Areas such as steep gorge country can provide ideal habitat for serrated tussock to dominate.
An escarpment dominated by serrated tussock may be a seed source, infecting neighbouring properties. Such areas are difficult to manage due to their aspect and limited options for control.
Planting trees or shrubs, for conservation or commercial purposes, is one way to manage serrated tussock in these areas.
In the long-term, trees and/or shrubs may reduce serrated tussock dominance by:
If commercial farm forestry is not a feasible option, consider retiring the land from all forms of agricultural production and increase the biodiversity value of the property by planting native trees and shrubs, or allow natural regeneration.
Tree establishment is a complex procedure.
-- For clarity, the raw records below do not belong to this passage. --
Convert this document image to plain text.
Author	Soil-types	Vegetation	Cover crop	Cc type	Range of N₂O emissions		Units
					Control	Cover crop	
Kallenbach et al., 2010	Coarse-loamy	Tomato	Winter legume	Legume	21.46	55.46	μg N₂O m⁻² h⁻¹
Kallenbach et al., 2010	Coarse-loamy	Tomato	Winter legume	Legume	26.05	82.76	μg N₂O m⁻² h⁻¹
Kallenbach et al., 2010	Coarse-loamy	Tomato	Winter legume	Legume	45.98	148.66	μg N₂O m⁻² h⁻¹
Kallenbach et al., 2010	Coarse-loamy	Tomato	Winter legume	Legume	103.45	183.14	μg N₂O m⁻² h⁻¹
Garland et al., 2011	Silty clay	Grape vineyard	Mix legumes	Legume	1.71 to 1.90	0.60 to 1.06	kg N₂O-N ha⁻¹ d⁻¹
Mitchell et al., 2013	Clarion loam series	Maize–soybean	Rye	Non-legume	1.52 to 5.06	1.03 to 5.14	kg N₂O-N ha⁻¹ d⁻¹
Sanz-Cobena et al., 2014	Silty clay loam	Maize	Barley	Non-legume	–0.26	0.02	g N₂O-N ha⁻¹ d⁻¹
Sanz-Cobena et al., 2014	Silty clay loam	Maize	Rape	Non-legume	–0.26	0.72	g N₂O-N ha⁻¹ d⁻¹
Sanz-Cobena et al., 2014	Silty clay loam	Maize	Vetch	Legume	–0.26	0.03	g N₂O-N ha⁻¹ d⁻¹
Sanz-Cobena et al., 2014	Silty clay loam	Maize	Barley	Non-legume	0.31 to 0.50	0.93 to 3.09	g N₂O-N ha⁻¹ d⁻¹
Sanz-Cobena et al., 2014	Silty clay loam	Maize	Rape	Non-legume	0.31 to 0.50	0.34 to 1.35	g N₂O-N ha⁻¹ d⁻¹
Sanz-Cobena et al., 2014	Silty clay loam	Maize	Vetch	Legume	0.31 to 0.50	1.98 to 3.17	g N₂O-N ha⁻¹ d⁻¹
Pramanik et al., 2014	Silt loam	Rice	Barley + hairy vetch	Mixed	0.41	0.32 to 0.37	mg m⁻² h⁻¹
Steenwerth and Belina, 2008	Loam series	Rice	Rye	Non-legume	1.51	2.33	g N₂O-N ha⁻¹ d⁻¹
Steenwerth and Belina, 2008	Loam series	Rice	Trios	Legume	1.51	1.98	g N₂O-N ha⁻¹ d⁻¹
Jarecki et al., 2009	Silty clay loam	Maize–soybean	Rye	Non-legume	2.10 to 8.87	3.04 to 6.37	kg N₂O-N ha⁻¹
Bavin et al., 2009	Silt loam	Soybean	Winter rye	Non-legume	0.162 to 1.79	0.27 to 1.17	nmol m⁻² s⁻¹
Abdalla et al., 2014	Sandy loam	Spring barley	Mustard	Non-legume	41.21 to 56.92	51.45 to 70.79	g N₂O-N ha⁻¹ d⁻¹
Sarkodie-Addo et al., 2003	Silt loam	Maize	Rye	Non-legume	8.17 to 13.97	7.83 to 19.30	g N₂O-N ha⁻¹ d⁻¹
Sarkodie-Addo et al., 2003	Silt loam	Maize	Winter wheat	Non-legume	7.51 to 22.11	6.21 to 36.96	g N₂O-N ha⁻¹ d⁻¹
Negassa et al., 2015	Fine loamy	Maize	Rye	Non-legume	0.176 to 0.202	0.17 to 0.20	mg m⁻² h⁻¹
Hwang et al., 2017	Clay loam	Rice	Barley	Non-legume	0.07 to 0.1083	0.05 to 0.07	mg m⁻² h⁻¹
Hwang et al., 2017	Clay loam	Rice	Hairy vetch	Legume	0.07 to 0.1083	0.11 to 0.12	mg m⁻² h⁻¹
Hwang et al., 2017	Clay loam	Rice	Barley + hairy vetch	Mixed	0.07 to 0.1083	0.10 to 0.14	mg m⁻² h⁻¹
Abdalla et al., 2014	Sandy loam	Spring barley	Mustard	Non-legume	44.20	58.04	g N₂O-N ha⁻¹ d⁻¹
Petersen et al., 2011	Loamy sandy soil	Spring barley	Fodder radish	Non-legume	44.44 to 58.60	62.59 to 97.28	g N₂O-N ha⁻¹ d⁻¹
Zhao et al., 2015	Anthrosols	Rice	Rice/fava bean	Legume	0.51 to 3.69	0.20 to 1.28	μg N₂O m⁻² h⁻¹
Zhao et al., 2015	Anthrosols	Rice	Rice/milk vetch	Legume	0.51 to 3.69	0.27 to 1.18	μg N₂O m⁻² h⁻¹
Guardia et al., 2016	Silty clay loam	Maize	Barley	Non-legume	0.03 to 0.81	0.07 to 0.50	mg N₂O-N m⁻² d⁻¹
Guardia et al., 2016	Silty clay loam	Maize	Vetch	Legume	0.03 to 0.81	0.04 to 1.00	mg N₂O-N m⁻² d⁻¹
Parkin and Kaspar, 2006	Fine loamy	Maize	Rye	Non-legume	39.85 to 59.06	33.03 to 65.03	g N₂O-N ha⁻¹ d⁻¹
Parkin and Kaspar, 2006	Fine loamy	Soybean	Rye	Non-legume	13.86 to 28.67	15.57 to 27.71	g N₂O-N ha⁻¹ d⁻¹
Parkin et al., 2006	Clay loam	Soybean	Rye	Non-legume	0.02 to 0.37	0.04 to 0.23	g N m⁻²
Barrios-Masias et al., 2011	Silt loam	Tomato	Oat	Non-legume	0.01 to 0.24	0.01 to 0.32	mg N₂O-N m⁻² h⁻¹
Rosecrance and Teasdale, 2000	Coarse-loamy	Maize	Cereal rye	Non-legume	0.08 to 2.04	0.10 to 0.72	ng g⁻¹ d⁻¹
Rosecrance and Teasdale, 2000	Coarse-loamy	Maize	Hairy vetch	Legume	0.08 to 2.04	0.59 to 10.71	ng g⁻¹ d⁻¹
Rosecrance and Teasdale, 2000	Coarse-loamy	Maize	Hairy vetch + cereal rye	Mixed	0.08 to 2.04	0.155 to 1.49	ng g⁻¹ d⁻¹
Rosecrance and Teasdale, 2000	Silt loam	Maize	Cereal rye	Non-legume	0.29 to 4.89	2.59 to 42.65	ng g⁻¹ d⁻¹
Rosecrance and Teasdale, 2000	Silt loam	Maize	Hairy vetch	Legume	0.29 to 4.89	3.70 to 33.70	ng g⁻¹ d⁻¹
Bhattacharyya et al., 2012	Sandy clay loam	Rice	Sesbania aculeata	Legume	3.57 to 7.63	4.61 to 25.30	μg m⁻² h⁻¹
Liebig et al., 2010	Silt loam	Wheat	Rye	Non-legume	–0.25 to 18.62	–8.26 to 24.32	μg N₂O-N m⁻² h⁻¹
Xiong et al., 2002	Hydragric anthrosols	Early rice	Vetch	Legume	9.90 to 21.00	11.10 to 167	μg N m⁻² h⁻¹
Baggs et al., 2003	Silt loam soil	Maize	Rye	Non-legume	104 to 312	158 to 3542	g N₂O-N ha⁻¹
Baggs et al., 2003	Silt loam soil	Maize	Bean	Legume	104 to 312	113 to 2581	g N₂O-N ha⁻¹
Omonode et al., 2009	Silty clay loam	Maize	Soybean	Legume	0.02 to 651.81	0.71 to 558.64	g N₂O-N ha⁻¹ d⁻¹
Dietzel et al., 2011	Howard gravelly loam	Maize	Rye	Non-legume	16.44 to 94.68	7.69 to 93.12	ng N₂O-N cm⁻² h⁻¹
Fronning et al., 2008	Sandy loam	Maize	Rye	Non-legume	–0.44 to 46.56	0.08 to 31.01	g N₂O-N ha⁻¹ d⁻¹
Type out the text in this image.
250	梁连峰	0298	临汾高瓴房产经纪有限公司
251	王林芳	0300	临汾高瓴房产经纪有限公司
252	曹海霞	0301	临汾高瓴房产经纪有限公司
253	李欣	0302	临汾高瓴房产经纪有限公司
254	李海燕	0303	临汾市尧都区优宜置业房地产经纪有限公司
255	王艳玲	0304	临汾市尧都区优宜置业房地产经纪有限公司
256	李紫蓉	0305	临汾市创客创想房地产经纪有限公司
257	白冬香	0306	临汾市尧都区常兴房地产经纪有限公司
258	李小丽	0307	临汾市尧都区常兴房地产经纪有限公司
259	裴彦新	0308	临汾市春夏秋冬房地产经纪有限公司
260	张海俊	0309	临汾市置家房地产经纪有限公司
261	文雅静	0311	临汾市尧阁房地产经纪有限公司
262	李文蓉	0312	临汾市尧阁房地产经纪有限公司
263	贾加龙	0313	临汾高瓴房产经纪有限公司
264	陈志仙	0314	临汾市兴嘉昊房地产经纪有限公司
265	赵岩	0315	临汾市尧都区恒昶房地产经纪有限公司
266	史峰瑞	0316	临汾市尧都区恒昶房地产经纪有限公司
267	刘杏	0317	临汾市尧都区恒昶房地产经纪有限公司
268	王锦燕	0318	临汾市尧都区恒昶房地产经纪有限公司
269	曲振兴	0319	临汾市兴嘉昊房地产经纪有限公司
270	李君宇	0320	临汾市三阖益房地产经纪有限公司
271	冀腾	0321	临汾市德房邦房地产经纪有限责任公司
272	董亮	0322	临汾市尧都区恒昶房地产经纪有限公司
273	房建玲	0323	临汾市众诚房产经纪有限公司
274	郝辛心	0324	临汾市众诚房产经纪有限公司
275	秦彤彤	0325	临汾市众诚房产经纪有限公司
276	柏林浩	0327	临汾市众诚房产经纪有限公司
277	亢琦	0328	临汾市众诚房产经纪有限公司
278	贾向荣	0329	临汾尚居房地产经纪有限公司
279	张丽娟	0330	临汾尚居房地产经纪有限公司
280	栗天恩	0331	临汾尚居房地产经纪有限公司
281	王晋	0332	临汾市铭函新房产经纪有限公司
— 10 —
If considering a farm forestry operation, involve a farm forestry adviser in the process as they can advise on site preparation, fertiliser and herbicide requirements, species of tree to plant and ongoing management.
Fence off plantations, or provide protection, from rabbits and grazing stock while trees are establishing. These animals will interfere in growth and development of saplings—stock can remove entire plants, while rabbits eat new growth. Firebreaks will also need to be made.
Continue to chip or spot spray serrated tussock plants with herbicide until trees have grown and the canopy has closed. Pine plantations can take up to 4 years to suppress the growth of serrated tussock and up to 10 years to kill it (Campbell and Vere 1995).
Always continue with a control program in areas of the property that have not been planted to trees.